As interações dos geradores
hidrelétricos com o governo e com a Aneel não têm sido animadoras. Além
da resistência em admitir a influência das políticas governamentais nas
causas que têm aumentado o GSF, as hipóteses de correção que têm
aparecido parecem caminhar para soluções individuais e casuísticas,
empresa a empresa. A solução deve ser estrutural, sistêmica e
definitiva.
O Ministério de Minas e Energia e a
Aneel precisam abrir seus olhos e ouvidos para, pelo menos, admitir que o
problema do GSF foi influenciado por fatores extemporâneos aos riscos
hidrológicos e comerciais dos geradores hidrelétricos. Devese buscar,
portanto, uma solução que aloque custos e riscos de forma equilibrada.
Mas o tempo trabalha contra: a cada mês que passa, aumentam as
distorções de alocação de custos e riscos.

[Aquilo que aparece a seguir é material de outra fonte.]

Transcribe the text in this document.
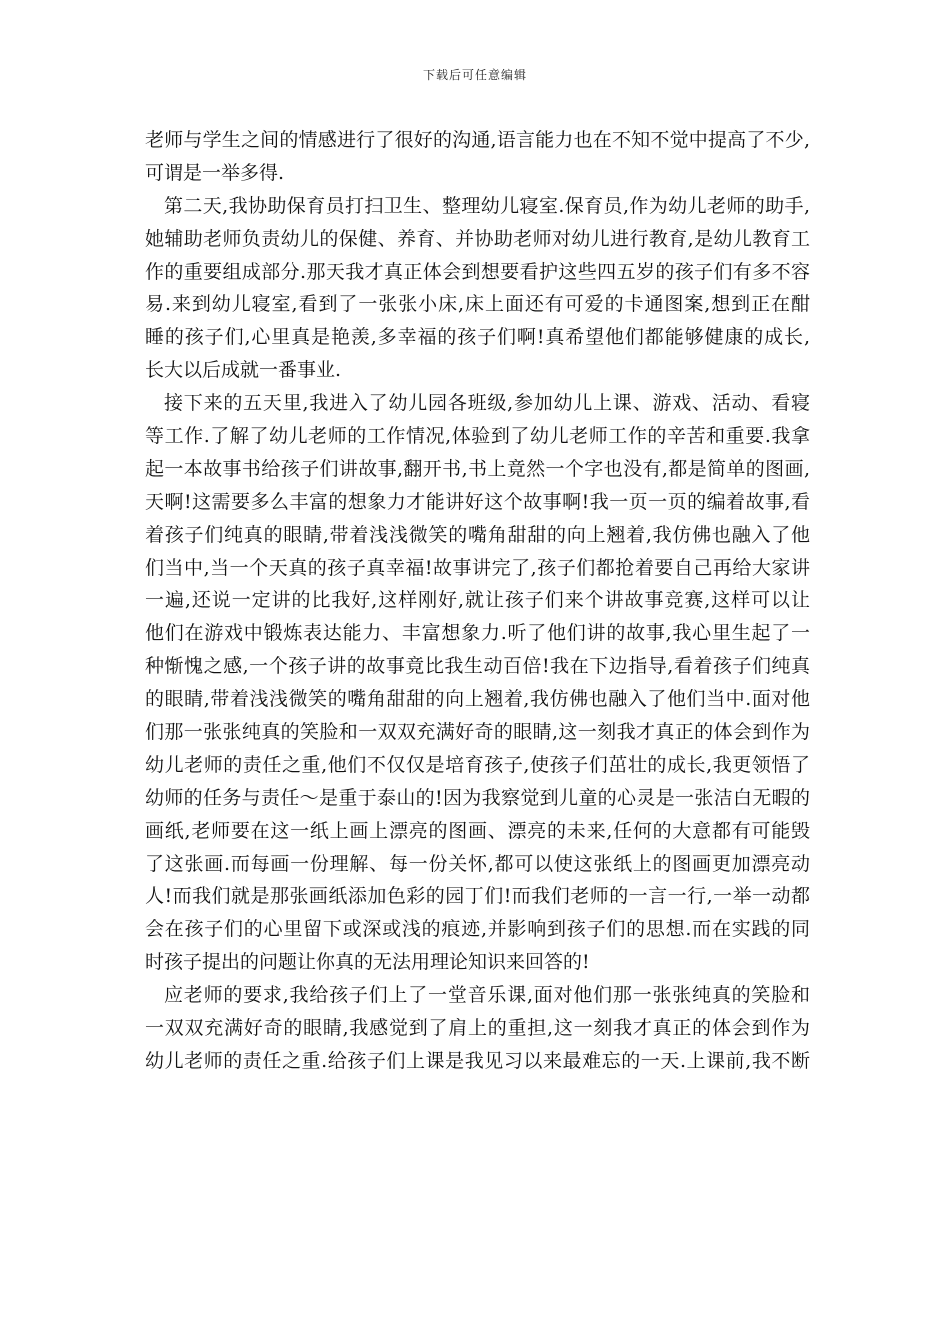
下载后可任意编辑
老师与学生之间的情感进行了很好的沟通,语言能力也在不知不觉中提高了不少,
可谓是一举多得.
第二天,我协助保育员打扫卫生、整理幼儿寝室.保育员,作为幼儿老师的助手,
她辅助老师负责幼儿的保健、养育、并协助老师对幼儿进行教育,是幼儿教育工
作的重要组成部分.那天我才真正体会到想要看护这些四五岁的孩子们有多不容
易.来到幼儿寝室,看到了一张张小床,床上面还有可爱的卡通图案,想到正在酣
睡的孩子们,心里真是艳羡,多幸福的孩子们啊!真希望他们都能够健康的成长,
长大以后成就一番事业.
接下来的五天里,我进入了幼儿园各班级,参加幼儿上课、游戏、活动、看寝
等工作.了解了幼儿老师的工作情况,体验到了幼儿老师工作的辛苦和重要.我拿
起一本故事书给孩子们讲故事,翻开书,书上竟然一个字也没有,都是简单的图画,
天啊!这需要多么丰富的想象力才能讲好这个故事啊!我一页一页的编着故事,看
着孩子们纯真的眼睛,带着浅浅微笑的嘴角甜甜的向上翘着,我仿佛也融入了他
们当中,当一个天真的孩子真幸福!故事讲完了,孩子们都抢着要自己再给大家讲
一遍,还说一定讲的比我好,这样刚好,就让孩子们来个讲故事竞赛,这样可以让
他们在游戏中锻炼表达能力、丰富想象力.听了他们讲的故事,我心里生起了一
种惭愧之感,一个孩子讲的故事竟比我生动百倍!我在下边指导,看着孩子们纯真
的眼睛,带着浅浅微笑的嘴角甜甜的向上翘着,我仿佛也融入了他们当中.面对他
们那一张张纯真的笑脸和一双双充满好奇的眼睛,这一刻我才真正的体会到作为
幼儿老师的责任之重,他们不仅仅是培育孩子,使孩子们茁壮的成长,我更领悟了
幼师的任务与责任～是重于泰山的!因为我察觉到儿童的心灵是一张洁白无暇的
画纸,老师要在这一纸上画上漂亮的图画、漂亮的未来,任何的大意都有可能毁
了这张画.而每画一份理解、每一份关怀,都可以使这张纸上的图画更加漂亮动
人!而我们就是那张画纸添加色彩的园丁们!而我们老师的一言一行,一举一动都
会在孩子们的心里留下或深或浅的痕迹,并影响到孩子们的思想.而在实践的同
时孩子提出的问题让你真的无法用理论知识来回答的!
应老师的要求,我给孩子们上了一堂音乐课,面对他们那一张张纯真的笑脸和
一双双充满好奇的眼睛,我感觉到了肩上的重担,这一刻我才真正的体会到作为
幼儿老师的责任之重.给孩子们上课是我见习以来最难忘的一天.上课前,我不断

Se nada for feito, dois efeitos
negativos podem ser esperados. Em primeiro lugar, os geradores
hidrelétricos serão forçados a adotar estratégias mais conservadoras e
reduzirão drasticamente sua oferta de energia nos leilões de Energia
Existente e no Ambiente de Contratação Livre, o que submeterá os
consumidores aos preços altos do Mercado de Curto Prazo.
Em segundo lugar, caminharemos para um
cenário de judicialização envolvendo valores bilionários, opção que
deveria ser excluída num momento tão delicado de um país que tem buscado
disseminar globalmente mensagens de credibilidade, previsibilidade e
confiança para a atração de investimentos.
Claudio J. D. Sales, Eduardo Müller Monteiro e Richard Lee Hochstetler são do Instituto Acende Brasil (www.acendebrasil.com.br).
Comentário de Ivo Pugnaloni:
Mais um artigo focando os equívocos do planejamento da expansão da geração no Brasil.
E que demonstra, mesmo
involuntariamente, como a nossa atual dependência de termoelétricas
movidas a combustíveis fósseis pode ter sido milimetricamente planejada.
E nunca evitada.
E como essa política apresenta vulnerabilidade a casuísmos e subjetividades.